Giroux, page Le texte ici reproduit dévoile comment le poète travaille la négation dans la page en l’inscrivant malgré tout dans un système de signes qui raconte, aussi, une histoire d’amour entre deux acteurs dénommés Donc et la lettre S — une femme. Émiettement des lettres, permutation des signes, croisement des silences, rapprochement et renversement typographique, suppression et réinvention d’une ponctuation, transcription d’une respiration et d’un souffle attenants, modélisations de l’abrupt et du précipice, affrontement d’un indicible : l’hypothèse d’un parole en prise avec l’improbable que la langue, dans tous ses états, ne renonce pas à « sculpter », creuse le mot jusqu’à l’arasement. Journal d’un Poème, suscité par l’écriture d’un autre texte intitulé Poème paru aux éditions Théâtre typographique en 2007 et déjà présenté par Jean Daive, doit donc être lu avec ses couleurs, ses biffures, ses ajouts, ses dessins, ses croquis, ses esquisses, qui instituent un nouveau code, une vérité des signes théâtralisée sur la page, drame (re)joué dans l’espace d’un livre que cette édition extrêmement soignée permet de visualiser et d’imaginer à partir d’une restitution fidèle du manuscrit original. Nous regardons « de l’écriture en train de se faire. Sans recherche ‘littéraire’. Sans autre regard que, à travers le mien, celui de l’écrit absolu qu’intitule le mot Poème. » La réalisation de cet objet passionnant, véritable trésor littéraire, permet au lecteur d’entrer au cœur d’un travail sur la langue et sur le souffle qui n’est pas sans rappeler les questions posées par Mallarmé dans Igitur : « Éminemment », explique la notice éditoriale, « Journal d’un Poème est une écriture qui progresse en se regardant écrire et se dépouille, par sténographie puis déclinaison de ses lettres-thèmes, jusqu’au silence de l’anonymat ».  
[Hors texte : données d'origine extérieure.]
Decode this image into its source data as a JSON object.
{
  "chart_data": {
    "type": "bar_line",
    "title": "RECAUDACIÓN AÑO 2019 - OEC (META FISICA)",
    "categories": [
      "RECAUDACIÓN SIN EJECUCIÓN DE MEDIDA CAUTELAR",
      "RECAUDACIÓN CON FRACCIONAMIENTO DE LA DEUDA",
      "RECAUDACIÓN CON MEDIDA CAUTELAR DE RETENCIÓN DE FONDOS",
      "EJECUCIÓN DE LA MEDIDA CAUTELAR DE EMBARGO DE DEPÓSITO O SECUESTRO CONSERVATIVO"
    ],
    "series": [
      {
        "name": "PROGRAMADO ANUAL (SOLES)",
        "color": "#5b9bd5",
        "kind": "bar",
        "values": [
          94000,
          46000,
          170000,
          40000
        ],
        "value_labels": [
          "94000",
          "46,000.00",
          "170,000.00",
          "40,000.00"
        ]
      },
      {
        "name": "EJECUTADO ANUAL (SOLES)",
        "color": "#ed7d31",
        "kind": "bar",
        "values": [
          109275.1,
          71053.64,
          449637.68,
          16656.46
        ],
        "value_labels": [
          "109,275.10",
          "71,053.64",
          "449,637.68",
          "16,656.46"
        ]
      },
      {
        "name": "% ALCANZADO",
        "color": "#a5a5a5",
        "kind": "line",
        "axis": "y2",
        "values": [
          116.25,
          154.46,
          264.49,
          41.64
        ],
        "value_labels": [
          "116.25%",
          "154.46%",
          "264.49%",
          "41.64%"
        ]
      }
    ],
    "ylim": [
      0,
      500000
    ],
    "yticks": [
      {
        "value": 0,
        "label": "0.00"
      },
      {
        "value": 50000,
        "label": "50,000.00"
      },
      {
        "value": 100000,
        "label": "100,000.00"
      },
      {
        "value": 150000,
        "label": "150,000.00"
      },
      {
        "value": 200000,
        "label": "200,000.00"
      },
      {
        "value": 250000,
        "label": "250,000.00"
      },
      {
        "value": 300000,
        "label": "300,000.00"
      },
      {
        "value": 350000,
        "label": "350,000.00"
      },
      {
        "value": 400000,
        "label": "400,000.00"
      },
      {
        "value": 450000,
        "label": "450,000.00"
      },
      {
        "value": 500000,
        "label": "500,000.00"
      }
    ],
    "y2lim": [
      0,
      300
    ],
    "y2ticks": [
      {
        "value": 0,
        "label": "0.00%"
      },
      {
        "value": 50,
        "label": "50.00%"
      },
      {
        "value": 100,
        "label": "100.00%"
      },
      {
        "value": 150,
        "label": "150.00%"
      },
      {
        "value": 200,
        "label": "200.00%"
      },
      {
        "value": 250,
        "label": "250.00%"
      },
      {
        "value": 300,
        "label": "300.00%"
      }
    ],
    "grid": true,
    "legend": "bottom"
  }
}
Il est des rencontres insoutenables et nécessaires tant elles exigent la renonciation à tout équilibre intérieur. La lecture de ce Journal ouvre à une chute vertigineuse. Elle entraîne le sujet dans un espace-temps qui, conjointement, « me parle/me tait/me tue ». Taire, tuer, l’équivoque reste irrésolue. Elle se réfléchit et se dédouble, précisément lorsque le mot donne accès à la mort.